Suç ve suçluyu kolluk kuvvetlerine bildirmek bir vatandaşlık görevidir. Amenna bundan kimsenin şüphesi yok ama asılsız itham ve ihbarlarla masum kişileri lekelemek vicdanlarda onarılmaz tahribatlara yol açacaktır. Hele de toplumsal uzlaşmaya muhtaç olduğumuz bu dönemlerde hezeyan ve kişisel çıkarlar uğruna asılsız ihbarlarda bulunarak toplumsal bütünlüğü zedeleyecek durumlardan kaçınılmalıdır. Hele de siyasi ikbal ve ihtiraslar uğruna toplumsal bütünlüğümüzü zedeleyici davranışlara mahal vermemek gerekir. Emin olun ki devletin kolluk kuvvetleri ve güvenlik unsurları kimin suçlu kimin suçsuz olduğunu bilecek yetkinlik, etkinlik ve donanıma sahiptir.
Bu konuda biz gazeteciler ve yazarlara da önemli görev düşüyor. İnsanların Anayasal hakkı olan masumiyet karinesi başta olmak üzere lekelenmeme ilkesine ve özgür yaşam hakkına öncelikle biz gazeteciler ve yazarlar riayet etmeliyiz.
Sonuç olarak suçluyu bildirmeye evet ama kişisel ihtiras, menfaat ve beklentiler uğruna yalan yanlış ihbarlara hayır. Biraz daha aklıselim davranış, biraz daha itidal lütfen!
GönderMe1: Bu ihbar edin çığlıkları atanların ve ihbar ettiğini övünerek anlatanların birçoğunun bazı beklentiler çerçevesinde yıllarca bu arkadaşlar ile el ele, kol kola, diz dize, yanak yanağa muhabbet eden isimler olması ise işin trajikomik hali.
GönderMe2: Ak Parti içinde bazı isimler partililiklerini tescil etmek adına bu aralar hayatların da C(Cemaat) ve F(Fettullah) harflerini silmiş durumdalar. Öyle ki bu harfle başlayan kelimelerin ilk harfini yutarak konuşur hale gelenler bile var. Allah sonumuzu hayreylesin.
GönderMe3: Bu konuda ihbarlar olduğu kadar kurtarma hareketleri de başladı. Bazı üst düzey yöneticilerin İzmir’de hedefte olan hatta ve hatta bu konuda haklarında defalarca yazı çıkan ilçe başkanları ve eski il yöneticileri için; “Vallahi de Billahi de çok sağlam partilidir. Bunlarla hiçbir asla ve kata bağı yoktur” diyerek savunma yapmaları madalyonun öteki yüzü olarak karşımıza çıkıyor.

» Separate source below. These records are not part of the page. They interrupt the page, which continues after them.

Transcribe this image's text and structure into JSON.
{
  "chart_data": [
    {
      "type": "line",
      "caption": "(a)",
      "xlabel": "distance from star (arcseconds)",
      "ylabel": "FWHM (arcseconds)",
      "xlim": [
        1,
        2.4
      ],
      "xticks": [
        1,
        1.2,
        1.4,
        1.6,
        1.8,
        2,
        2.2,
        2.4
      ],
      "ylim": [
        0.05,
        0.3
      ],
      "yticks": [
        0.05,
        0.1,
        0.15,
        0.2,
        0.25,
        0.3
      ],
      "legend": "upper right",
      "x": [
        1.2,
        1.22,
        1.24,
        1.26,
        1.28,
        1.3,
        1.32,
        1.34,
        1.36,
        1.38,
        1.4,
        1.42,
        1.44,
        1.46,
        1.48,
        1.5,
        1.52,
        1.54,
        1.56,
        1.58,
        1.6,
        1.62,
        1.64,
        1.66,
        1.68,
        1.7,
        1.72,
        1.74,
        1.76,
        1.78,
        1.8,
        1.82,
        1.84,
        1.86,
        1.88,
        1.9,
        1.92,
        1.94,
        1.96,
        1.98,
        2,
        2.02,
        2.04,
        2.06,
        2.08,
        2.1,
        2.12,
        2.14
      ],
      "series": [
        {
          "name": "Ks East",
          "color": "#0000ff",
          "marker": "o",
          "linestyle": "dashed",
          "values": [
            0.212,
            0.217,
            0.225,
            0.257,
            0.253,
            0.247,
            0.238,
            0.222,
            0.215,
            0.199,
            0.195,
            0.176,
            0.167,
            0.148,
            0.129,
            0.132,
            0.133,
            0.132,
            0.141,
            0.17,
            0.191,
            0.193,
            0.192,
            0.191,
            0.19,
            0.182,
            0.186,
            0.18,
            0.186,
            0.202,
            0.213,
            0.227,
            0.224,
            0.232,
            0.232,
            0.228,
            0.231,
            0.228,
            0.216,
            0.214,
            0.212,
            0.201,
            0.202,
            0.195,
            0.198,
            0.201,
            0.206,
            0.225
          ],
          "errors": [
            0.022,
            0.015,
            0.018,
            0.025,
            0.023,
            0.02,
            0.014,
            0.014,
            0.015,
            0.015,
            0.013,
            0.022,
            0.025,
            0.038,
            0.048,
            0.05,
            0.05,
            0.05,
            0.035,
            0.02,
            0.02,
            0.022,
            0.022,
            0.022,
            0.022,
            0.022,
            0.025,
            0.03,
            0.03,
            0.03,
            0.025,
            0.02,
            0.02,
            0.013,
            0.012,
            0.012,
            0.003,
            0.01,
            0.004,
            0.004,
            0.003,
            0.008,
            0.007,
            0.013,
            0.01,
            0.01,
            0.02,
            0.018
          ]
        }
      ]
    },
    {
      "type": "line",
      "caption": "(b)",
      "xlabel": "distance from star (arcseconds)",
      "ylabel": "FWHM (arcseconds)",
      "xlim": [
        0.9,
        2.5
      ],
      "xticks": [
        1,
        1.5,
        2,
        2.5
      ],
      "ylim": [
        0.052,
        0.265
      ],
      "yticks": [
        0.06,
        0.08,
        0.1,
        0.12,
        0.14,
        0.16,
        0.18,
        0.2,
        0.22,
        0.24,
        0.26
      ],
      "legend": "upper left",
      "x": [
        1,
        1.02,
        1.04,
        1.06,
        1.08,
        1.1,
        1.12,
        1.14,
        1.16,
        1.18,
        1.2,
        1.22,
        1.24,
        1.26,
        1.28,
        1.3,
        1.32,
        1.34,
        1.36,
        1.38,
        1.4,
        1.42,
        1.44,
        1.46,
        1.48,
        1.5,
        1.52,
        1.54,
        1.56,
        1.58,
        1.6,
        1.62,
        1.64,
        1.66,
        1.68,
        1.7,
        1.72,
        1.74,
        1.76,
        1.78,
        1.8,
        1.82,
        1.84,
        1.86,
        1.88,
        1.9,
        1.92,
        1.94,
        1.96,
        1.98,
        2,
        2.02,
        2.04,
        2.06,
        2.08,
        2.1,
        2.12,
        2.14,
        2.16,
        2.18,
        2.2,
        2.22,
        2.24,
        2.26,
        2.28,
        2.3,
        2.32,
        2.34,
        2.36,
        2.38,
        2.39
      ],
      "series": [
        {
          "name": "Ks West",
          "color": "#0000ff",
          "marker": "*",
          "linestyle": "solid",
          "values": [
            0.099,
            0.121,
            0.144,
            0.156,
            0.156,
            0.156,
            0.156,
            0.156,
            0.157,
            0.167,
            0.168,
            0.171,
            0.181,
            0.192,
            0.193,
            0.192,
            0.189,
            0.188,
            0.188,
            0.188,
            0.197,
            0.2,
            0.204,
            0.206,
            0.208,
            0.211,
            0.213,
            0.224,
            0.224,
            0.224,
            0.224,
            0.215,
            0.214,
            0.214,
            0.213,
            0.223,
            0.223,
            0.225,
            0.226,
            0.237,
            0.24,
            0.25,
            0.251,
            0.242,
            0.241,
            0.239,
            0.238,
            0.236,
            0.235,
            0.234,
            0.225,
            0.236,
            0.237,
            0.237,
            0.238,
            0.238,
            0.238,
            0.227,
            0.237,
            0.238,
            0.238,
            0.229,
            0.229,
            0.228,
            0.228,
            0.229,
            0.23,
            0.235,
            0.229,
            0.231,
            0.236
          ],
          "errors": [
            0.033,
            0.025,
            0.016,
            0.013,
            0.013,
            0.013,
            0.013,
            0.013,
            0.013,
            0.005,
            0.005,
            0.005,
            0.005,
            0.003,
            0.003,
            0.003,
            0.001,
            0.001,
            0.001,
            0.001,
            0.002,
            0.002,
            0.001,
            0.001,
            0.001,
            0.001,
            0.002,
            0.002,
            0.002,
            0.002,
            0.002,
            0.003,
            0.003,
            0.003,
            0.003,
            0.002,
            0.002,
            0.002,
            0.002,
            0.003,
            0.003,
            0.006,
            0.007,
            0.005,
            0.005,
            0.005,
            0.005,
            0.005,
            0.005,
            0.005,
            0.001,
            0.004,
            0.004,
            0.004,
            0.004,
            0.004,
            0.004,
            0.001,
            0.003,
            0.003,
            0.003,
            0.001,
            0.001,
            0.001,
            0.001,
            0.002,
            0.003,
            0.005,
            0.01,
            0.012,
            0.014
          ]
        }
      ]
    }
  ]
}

GönderMe4: CHP Balıkesir Gençliği’ne ana kademe yöneticilerince yapılan şiddetin affedilir yanı yok. Partinin içinde bulunduğu kısır döngü ve iktidara namzet olamamasının en net gerekçelerinden biri de bu dinazorların “adam” olacak gençlere tahammülsüzlüğünden kaynaklanıyor. Oysa bu gençler “adam” olmak yerine bu insanların “adamı” olsaydı el bebek gül bebek bakılırlardı.
GönderMe5: CHP İzmir Gençliği’nde de durum vahim. İl Başkanı ile yönetim içinde gerginlik gün geçtikçe tırmanıyor. Ahde vefa hiçe sayıldığı için başlayan gerilim her geçen gün artıyor. Ülkenin CHP’nin muhalefetine ihtiyacı olduğu bu zamanda Bu kavga olacak iş değil. İşte koltuk hırsı böyle bir şey. Vefa göstermek yerine düşmanlık yaparak o koltuğa sahip çıkılacağı düşünülünce ortaya bu sonuçlar çıkıyor.